Much to everyone’s surprise, the first few scoops the Mars Curiosity rover took with it’s SAM tool (Sample Analysis at Mars) appears to have uncovered something “interesting,” in the words of NASA officials.
NASA is tight-lipped about the discovery, at first noting it would be “one for the history books,” and then downplaying expectations by saying, “it won’t be earthshaking but it will be interesting.” They’re taking their time to validate their findings, which, despite the suspense, is a good thing.
The Gas Chromatograph-Mass Spectrometer that’s part of the SAM package is capable of distinguishing organic molecules from simpler naturally occurring molecules.
Is there life on Mars?
I hope so, but I doubt our first, shallow dig in the Martian sandpit will turn up something so significant, although I’d be delighted to learn otherwise.
Lake Vida sits in the dry valleys of McMurdo Sound in Antartica and is a doppelganger for the Northern regions of Mars.
Scientists found life beneath almost a kilometer of frozen ice and permafrost. At temperatures as low as -13C, the extremely salty brine is a slush devoid of oxygen and yet microbes thrive, at least 25 different species of bacteria, protobacteria and firmicutes.
Three independent lines of evidence suggest the age of this enclosed system is 2800 years. This icy reservoir last saw daylight when the Greeks conducted the first Olympics and Homer wrote the Iliad.
On one hand, the astounding resilience of microbial life on Earth raises the possibility of life thriving in the extremes of Mars, Titan, Europa and Enceladus. On the other hand, it raises some points against the possibility of life in outer space.
Lake Vida is an analog for how life could survive in the frigid extremes of outer solar system. And yet it is also highlights the tenacity of Earth microbes over abiogenesis, the ability of life to arise from inorganic matter.
In our limited experience here on Earth it seems once you’ve got life, life is easily propagated, but coming up with life in the first place, well, that’s the tough bit.
All the extremophiles discovered to date are related to each other and to other less extreme microbes in the phylogenetic tree of life. Whether we look under glaciers, in the deepest trenches some 11,000 meters beneath the ocean, or in thermal vents that would scorch your hand, all life on Earth is closely related at a genetic level.
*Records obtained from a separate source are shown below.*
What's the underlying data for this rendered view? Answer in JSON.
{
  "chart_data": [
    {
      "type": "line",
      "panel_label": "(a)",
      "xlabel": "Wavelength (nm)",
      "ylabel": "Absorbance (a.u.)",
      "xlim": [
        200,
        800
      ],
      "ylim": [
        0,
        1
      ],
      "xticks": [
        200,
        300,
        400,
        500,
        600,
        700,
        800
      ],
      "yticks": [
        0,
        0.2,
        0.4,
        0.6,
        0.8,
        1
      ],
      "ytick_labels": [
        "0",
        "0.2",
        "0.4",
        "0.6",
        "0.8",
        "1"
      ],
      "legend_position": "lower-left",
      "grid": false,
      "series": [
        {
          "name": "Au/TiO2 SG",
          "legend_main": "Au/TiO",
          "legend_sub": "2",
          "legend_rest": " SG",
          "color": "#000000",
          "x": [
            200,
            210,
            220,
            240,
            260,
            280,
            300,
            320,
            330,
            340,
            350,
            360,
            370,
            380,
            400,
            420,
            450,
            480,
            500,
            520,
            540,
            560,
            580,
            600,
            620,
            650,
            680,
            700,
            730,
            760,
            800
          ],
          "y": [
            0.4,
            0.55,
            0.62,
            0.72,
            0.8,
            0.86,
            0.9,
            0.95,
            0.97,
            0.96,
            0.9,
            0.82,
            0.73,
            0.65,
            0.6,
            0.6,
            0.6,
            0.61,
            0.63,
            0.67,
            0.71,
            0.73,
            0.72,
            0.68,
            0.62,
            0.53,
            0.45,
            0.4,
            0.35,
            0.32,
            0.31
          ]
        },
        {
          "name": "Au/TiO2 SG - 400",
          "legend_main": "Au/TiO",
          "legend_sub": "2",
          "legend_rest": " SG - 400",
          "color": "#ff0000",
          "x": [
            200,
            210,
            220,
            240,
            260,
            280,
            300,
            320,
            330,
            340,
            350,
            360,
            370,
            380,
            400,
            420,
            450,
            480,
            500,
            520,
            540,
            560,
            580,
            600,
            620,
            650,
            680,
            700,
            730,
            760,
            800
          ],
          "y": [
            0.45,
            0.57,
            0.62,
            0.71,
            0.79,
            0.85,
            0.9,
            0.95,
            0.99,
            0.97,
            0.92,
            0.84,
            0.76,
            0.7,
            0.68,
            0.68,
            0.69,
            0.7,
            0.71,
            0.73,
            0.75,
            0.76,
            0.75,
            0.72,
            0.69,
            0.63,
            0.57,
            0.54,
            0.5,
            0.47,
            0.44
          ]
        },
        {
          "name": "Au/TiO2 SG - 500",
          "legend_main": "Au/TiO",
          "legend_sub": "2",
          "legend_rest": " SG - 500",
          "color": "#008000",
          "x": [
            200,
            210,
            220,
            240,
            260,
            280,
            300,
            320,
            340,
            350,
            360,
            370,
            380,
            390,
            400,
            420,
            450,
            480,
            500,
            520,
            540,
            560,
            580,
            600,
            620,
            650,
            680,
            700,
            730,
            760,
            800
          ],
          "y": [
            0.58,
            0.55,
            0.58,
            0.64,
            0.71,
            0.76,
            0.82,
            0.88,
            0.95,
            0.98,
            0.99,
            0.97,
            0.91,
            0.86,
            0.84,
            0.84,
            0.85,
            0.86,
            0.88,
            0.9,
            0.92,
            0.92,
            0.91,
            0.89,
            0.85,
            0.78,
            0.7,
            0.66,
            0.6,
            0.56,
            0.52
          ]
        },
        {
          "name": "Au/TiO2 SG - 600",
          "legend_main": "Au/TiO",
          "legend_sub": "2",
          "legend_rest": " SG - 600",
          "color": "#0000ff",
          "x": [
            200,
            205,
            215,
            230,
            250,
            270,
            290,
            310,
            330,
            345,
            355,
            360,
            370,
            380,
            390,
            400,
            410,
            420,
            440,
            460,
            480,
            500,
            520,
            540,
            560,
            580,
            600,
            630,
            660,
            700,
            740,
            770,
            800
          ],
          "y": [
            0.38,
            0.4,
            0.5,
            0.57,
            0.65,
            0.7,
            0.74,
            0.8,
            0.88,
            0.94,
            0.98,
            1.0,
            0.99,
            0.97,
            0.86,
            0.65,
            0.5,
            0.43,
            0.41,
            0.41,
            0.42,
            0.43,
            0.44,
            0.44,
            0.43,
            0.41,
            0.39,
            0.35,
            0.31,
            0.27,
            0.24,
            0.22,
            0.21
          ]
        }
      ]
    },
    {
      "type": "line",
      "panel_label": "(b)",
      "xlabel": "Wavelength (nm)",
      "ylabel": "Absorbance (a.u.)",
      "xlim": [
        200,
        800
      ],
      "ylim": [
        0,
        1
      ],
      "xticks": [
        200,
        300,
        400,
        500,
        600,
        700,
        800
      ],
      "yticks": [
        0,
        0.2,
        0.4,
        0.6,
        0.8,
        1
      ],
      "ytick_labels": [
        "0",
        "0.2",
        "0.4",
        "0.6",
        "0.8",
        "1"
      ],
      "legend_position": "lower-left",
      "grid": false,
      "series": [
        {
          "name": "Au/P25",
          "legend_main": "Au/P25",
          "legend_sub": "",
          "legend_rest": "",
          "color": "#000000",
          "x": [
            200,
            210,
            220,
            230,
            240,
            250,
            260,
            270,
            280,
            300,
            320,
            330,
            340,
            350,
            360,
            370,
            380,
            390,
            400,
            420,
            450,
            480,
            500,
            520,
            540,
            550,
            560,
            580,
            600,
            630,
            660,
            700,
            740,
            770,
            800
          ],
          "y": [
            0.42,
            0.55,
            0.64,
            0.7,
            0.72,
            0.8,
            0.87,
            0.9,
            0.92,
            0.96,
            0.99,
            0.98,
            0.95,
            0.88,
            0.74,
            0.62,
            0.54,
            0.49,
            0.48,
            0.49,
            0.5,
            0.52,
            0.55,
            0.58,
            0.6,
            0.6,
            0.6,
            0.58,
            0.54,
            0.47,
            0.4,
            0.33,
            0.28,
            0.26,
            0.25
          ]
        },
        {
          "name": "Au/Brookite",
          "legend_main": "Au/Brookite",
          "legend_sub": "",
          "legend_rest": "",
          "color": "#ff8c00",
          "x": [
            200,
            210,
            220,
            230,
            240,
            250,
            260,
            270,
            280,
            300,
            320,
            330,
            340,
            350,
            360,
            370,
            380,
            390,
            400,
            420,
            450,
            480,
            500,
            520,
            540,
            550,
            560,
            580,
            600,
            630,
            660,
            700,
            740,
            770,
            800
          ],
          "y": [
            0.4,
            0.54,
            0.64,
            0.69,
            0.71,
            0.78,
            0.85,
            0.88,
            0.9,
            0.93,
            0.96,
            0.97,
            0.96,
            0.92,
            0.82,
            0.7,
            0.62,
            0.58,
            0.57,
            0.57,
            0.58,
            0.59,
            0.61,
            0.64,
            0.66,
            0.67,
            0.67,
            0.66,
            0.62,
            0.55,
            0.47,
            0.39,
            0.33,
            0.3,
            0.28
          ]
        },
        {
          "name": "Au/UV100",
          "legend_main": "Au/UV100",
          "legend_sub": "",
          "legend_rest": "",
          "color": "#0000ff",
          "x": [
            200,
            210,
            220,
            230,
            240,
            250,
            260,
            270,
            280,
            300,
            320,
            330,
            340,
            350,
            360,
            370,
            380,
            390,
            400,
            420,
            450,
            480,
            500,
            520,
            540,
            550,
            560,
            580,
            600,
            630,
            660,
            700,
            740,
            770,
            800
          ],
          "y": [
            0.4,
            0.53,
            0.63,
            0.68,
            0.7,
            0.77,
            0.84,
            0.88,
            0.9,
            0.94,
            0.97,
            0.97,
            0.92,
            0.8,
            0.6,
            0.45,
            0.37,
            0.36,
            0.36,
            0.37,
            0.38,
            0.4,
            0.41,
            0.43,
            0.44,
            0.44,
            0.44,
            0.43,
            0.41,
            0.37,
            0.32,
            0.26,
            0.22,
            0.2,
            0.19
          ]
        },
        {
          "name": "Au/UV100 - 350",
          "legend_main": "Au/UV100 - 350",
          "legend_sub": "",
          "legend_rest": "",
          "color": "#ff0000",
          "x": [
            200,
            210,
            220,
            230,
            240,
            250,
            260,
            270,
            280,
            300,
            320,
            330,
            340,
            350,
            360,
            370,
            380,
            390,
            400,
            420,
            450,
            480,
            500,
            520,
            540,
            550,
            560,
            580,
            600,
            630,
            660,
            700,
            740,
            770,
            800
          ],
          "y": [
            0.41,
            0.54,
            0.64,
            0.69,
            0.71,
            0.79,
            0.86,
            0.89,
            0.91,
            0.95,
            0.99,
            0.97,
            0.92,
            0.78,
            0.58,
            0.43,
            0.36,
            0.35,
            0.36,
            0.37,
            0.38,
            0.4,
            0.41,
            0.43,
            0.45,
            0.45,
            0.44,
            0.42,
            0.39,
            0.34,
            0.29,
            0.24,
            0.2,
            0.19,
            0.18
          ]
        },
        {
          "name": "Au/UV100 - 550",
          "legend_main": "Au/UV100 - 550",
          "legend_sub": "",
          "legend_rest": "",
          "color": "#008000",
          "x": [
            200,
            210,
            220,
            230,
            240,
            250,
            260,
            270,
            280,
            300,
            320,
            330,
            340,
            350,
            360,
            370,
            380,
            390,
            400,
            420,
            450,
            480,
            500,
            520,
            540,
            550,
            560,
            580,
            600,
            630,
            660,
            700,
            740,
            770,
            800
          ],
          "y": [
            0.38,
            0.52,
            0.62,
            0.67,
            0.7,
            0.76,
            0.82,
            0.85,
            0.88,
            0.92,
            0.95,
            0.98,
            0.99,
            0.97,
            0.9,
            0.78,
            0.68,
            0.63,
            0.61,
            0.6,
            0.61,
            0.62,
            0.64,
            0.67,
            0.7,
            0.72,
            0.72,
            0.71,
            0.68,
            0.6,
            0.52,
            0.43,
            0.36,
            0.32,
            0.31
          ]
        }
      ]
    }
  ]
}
We’re not sure where life originated on Earth, other than that it originated in an absurdly hostile environment almost four billion years ago. Since then, though, life has migrated into every conceivable nook and cranny on Earth, but life never arose again.
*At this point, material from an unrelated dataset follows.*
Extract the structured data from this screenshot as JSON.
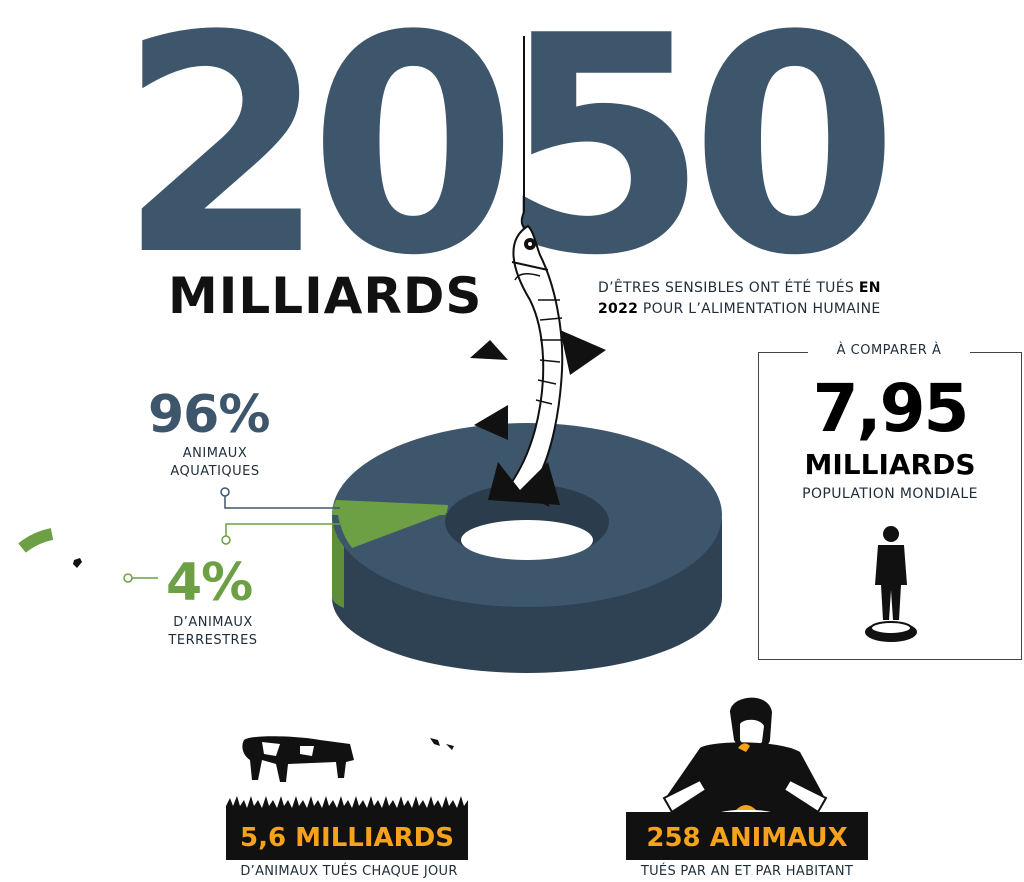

If other forms of life did arise on Earth, it seems they were overwhelmed by the life we see today and only one form of life has survived.
Physicist Paul Davis is an advocate in the search for a shadow biosphere, as there is the possibility that there are other lifeforms on Earth that have gone undetected up until now, but so far nothing has been found.
As it stands, though, the single, pervasive biosphere we see on Earth weakens the case for life elsewhere, as we don’t see isolated systems like the frozen Antarctic lakes developing their own lifeforms, we see “our” life spreading and thriving in these extreme niches.
What does all this mean for life on Mars? This doesn’t negate the possibility of life on Mars, but it suggests that if there is life, then like life on Earth, it probably arose under entirely different circumstances and has had to adapt to hang on in the extremes we see there today.
Given how NASA is downplaying the initial excitement around their undisclosed discovery, it seems they may have found some indicators for complex chemistry on Mars, but not organic chemistry, not living chemistry.
This may, however, lead to further discoveries that eventually answer the question about life on Mars in one way or the other.
Let’s see what Santa has in store for us this December.